CLAUDIO SANTORO (1919-1989): Symphony No. 5, Symphony No. 7 “Brasília”.

Catalogue Number: 03X001
Label: Naxos
Reference: 8.574402
Format: CD
Price: $13.98
Description: Santoro was one of Brazil’s most eminent and influential composers. Over a 50-year period, he wrote a cycle of 14 symphonies that is widely acclaimed as the most significant cycle of its kind ever written in Brazil. In the late 1940s Santoro’s music took a radical turn, as a result of his political-ideological convictions and his role as the Brazilian delegate to the 1948 Prague Congress of Progressive Composers, whose final manifesto urged composers to avoid excessive subjectivity and look to their national folk traditions for inspiration.
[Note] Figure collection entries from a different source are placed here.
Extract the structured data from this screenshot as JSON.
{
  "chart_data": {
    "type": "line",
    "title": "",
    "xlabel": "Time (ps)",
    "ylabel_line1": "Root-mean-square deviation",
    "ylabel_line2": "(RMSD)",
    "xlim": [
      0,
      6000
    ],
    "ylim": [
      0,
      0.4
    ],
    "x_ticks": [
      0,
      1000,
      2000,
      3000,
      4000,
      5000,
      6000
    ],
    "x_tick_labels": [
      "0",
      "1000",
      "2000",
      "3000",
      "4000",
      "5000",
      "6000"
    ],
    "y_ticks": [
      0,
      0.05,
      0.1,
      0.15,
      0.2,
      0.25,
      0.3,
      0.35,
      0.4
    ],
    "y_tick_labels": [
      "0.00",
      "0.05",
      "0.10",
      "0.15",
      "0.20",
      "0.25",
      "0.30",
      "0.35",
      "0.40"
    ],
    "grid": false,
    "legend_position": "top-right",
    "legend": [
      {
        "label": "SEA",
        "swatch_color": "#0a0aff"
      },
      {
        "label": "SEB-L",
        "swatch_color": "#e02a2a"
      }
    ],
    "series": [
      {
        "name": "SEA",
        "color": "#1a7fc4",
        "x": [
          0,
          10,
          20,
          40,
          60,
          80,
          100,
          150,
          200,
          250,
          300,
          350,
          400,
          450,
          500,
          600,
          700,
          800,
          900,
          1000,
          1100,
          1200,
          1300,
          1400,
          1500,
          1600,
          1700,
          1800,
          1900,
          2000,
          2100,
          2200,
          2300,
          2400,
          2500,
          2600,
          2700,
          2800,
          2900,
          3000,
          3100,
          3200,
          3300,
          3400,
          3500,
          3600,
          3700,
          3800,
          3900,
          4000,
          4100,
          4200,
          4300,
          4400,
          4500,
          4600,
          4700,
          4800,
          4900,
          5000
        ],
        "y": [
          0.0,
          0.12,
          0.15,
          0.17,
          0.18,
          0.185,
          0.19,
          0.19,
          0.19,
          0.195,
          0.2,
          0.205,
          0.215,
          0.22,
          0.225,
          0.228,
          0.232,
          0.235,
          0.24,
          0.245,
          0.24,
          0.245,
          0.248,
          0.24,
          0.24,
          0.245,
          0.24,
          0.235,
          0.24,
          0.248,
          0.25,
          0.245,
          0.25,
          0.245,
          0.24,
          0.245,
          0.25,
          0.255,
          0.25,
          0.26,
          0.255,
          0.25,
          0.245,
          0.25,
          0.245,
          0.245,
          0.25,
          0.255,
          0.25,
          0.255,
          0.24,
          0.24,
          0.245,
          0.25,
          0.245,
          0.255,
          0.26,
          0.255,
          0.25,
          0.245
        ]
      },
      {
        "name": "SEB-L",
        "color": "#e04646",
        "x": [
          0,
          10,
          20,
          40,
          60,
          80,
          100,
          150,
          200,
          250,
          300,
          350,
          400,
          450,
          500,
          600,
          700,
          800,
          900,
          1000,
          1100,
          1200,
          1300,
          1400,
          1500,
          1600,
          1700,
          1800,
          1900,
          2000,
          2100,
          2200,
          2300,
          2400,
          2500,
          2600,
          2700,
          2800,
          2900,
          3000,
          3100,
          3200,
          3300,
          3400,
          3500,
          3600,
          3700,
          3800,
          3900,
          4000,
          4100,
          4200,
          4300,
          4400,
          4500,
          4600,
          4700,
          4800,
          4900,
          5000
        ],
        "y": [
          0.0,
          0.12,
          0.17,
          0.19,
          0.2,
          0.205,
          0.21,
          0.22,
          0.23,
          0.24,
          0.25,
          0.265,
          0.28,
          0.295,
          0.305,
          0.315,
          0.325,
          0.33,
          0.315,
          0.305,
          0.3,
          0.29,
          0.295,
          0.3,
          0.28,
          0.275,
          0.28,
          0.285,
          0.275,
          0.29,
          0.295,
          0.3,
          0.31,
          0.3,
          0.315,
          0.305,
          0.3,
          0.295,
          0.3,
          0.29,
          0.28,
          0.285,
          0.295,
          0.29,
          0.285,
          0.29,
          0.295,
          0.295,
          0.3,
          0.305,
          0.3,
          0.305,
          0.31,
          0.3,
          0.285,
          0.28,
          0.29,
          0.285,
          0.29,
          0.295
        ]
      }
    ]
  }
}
The two selected works in this inaugural volume of the first complete recording of his symphonies focus on the 1950s, a period when Santoro sought a more direct and communicative idiom using Brazilian elements. His use of folk-based material is nonetheless highly creative, sometimes indeed abstract, as in key moments of the Fifth (1955) where the Lydian-Mixolydian mode suggests the traditional music of northeastern Brazil in the opening movement while the Afro-Brazilian Xangô chant underlies the finale. The Seventh, from 1959-60, is one of his most complex and intense works, a celebration of his country’s new capital Brasília in music of striking modernity. One of Santoto’s longest and most complex symphonies, it is also possible the most richly orchestrated and its finale represents a break with the past and a new, harder-edged, less folk-influenced late style. Collectors with a long memory may remember that we offered a BIS recording of the Fourth and Ninth Symphonies way back in 2006 (06H011). Goiás Philharmonic Orchestra; Neil Thomson.